江戸時代に農業用水として川崎市内に整備された二ケ領用水の総合基本計画が改定された。ハード整備中心だった前計画に対し、市民との協働の視点を加えた点がポイント。官民一体で整備・利活用を図り、川崎の宝として後世に伝承していく。24日には、改定内容の報告を兼ねたシンポジウムをエポックなかはら(中原区)で開催する。
多摩川と並行する形で整備された二ケ領用水は1611年に竣工。治水・利水機能の向上に重要な役割を果たし、現在の川崎市の骨格を形成することにもつながった。
2011年には竣工400年を迎え、市は従来の基本計画の改定に着手。1993年策定の従来計画は約20年が経過し、時代に即した見直しが必要だった。
改定作業は、市民団体による「市民会議」と、学識経験者らによる「検討委員会」の両者で行ってきた。周辺環境の変化や川づくりに対する市民意識の向上など、社会情勢の変化に伴う各種要素を加味。今後は市民との協働を柱に据え、保存・利活用を図る方針を明確に打ち出した。
また、課題整理や計画の進捗管理を目的とする「同計画推進会議」を13年度、学識経験者・市民・行政の代表者で発足させる方針も盛り込んだ。

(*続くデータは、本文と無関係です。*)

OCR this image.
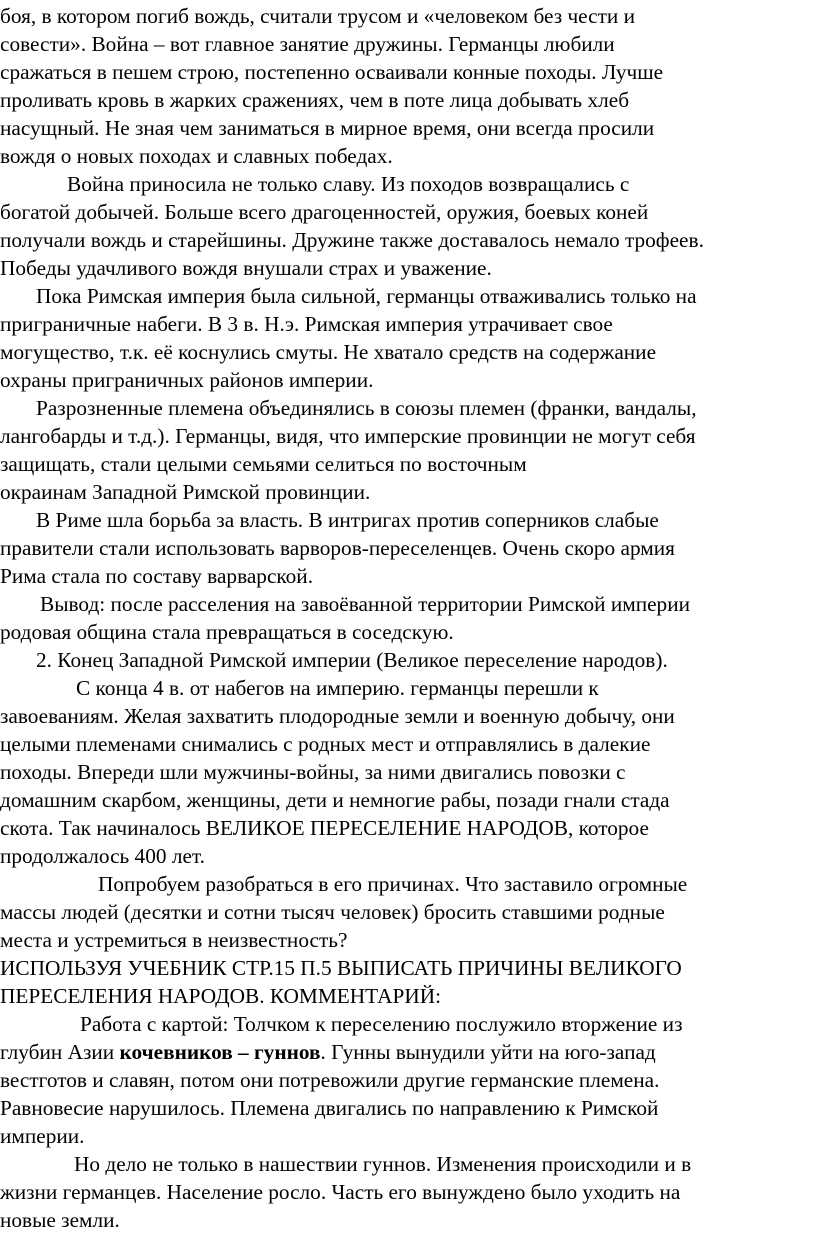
боя, в котором погиб вождь, считали трусом и «человеком без чести и
совести». Война – вот главное занятие дружины. Германцы любили
сражаться в пешем строю, постепенно осваивали конные походы. Лучше
проливать кровь в жарких сражениях, чем в поте лица добывать хлеб
насущный. Не зная чем заниматься в мирное время, они всегда просили
вождя о новых походах и славных победах.
Война приносила не только славу. Из походов возвращались с
богатой добычей. Больше всего драгоценностей, оружия, боевых коней
получали вождь и старейшины. Дружине также доставалось немало трофеев.
Победы удачливого вождя внушали страх и уважение.
Пока Римская империя была сильной, германцы отваживались только на
приграничные набеги. В 3 в. Н.э. Римская империя утрачивает свое
могущество, т.к. её коснулись смуты. Не хватало средств на содержание
охраны приграничных районов империи.
Разрозненные племена объединялись в союзы племен (франки, вандалы,
лангобарды и т.д.). Германцы, видя, что имперские провинции не могут себя
защищать, стали целыми семьями селиться по восточным
окраинам Западной Римской провинции.
В Риме шла борьба за власть. В интригах против соперников слабые
правители стали использовать варворов-переселенцев. Очень скоро армия
Рима стала по составу варварской.
Вывод: после расселения на завоёванной территории Римской империи
родовая община стала превращаться в соседскую.
2. Конец Западной Римской империи (Великое переселение народов).
С конца 4 в. от набегов на империю. германцы перешли к
завоеваниям. Желая захватить плодородные земли и военную добычу, они
целыми племенами снимались с родных мест и отправлялись в далекие
походы. Впереди шли мужчины-войны, за ними двигались повозки с
домашним скарбом, женщины, дети и немногие рабы, позади гнали стада
скота. Так начиналось ВЕЛИКОЕ ПЕРЕСЕЛЕНИЕ НАРОДОВ, которое
продолжалось 400 лет.
Попробуем разобраться в его причинах. Что заставило огромные
массы людей (десятки и сотни тысяч человек) бросить ставшими родные
места и устремиться в неизвестность?
ИСПОЛЬЗУЯ УЧЕБНИК СТР.15 П.5 ВЫПИСАТЬ ПРИЧИНЫ ВЕЛИКОГО
ПЕРЕСЕЛЕНИЯ НАРОДОВ. КОММЕНТАРИЙ:
Работа с картой: Толчком к переселению послужило вторжение из
глубин Азии кочевников – гуннов. Гунны вынудили уйти на юго-запад
вестготов и славян, потом они потревожили другие германские племена.
Равновесие нарушилось. Племена двигались по направлению к Римской
империи.
Но дело не только в нашествии гуннов. Изменения происходили и в
жизни германцев. Население росло. Часть его вынуждено было уходить на
новые земли.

シンポジウムは「水文化都市川崎の創造」と題して開催。検討委員会委員長で関東学院大名誉教授の宮村忠さんの講演をはじめ、基本計画改定に携わったメンバーによるパネルディスカッション、地域史研究家・長島保さんの特別講演、落語「二ケ領用水物語」の上演が予定されている。
入場無料。申し込み不要。午後1時から。問い合わせは、市建設緑政局企画課電話044(200)2706。